Ray Morimura nasceu em 1948 em Tóquio. Formado na Universidade de Tóquio Gakugei.

 

Morimura estudou originalmente a pintura a óleo e seus trabalhos eram abstrações em estilo geométrico. Mais tarde, ele foi inspirado pelos artistas principais HATSUYAMA Shigeru e KAWAKAMI Sumio, e começou a estudar técnicas de xilogravura.

Suas gravuras mostram principalmente paisagens, que permitem maior liberdade estrutural na composição. Como seu objetivo não é copiar a paisagem, ele não faz esboços.
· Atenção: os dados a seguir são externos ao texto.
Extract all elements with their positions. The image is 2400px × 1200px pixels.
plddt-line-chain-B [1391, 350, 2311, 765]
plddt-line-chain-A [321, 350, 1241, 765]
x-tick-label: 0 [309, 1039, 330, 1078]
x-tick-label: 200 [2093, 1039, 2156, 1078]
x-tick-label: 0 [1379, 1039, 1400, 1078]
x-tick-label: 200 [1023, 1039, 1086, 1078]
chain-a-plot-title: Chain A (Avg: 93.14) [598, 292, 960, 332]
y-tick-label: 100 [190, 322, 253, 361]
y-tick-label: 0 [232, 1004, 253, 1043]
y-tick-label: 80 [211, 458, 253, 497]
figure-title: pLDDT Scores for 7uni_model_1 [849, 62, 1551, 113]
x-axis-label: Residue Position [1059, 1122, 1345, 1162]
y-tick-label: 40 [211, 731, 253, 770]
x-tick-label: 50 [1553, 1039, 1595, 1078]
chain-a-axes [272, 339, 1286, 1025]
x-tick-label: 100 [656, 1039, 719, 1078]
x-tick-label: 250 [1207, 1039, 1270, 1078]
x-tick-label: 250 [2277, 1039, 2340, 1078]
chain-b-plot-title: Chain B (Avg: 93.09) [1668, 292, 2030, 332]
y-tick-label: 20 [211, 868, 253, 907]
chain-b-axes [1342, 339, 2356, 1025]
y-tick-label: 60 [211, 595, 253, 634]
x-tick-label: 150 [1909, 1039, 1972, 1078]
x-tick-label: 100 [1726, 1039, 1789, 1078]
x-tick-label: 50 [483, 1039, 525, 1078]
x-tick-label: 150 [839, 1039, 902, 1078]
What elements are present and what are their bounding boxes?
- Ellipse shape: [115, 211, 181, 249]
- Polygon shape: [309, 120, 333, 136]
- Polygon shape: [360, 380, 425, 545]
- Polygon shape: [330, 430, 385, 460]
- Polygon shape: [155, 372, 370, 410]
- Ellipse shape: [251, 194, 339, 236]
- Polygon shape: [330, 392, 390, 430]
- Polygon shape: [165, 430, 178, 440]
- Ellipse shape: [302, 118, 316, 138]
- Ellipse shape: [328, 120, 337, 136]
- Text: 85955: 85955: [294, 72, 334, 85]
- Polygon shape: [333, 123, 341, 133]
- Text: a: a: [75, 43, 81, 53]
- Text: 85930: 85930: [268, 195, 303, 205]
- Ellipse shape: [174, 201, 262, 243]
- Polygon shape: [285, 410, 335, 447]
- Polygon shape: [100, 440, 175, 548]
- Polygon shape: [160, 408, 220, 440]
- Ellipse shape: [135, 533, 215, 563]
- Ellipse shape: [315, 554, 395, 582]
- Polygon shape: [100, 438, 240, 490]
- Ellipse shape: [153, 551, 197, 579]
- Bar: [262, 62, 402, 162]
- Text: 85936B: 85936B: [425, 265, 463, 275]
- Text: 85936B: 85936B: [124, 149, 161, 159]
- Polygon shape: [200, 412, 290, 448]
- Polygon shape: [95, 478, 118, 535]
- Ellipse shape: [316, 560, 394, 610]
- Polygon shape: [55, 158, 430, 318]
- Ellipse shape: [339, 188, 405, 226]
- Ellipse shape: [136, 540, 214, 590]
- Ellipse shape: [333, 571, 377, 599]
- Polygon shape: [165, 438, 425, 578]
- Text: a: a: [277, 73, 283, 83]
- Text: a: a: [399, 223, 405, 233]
Sua origem abstrata geométrica pode ser vista como influenciando a maioria de suas imagens de paisagens, de modo que há um padrão geométrico em muitas de suas obras.

As obras de Morimura são impressões em relevo multicoloridas e, ao contrário da maioria dos artistas japoneses de xilogravuras que usam tintas à base de água, Morimura usa tintas à base de óleo para criar imagens detalhadas e intrincadas.

Suas gravuras mostram principalmente paisagens, que permitem maior liberdade estrutural na composição.

Como seu objetivo não é copiar a paisagem, ele não faz esboços.

Sua origem abstrata geométrica pode ser vista como influenciando a maioria de suas imagens de paisagens, de modo que há um padrão geométrico em muitas de suas obras.

Coleções permanentes: Museu de Belas Artes, Boston; Universidade de Yale; Universidade de Maryland. Exibido em muitas exposições internacionais, incluindo Contemporary Woodblock Prints da Coréia, China e Japão Ilmin Museum of Art, Seul; Exposições individuais em Tóquio e Seattle, EUA.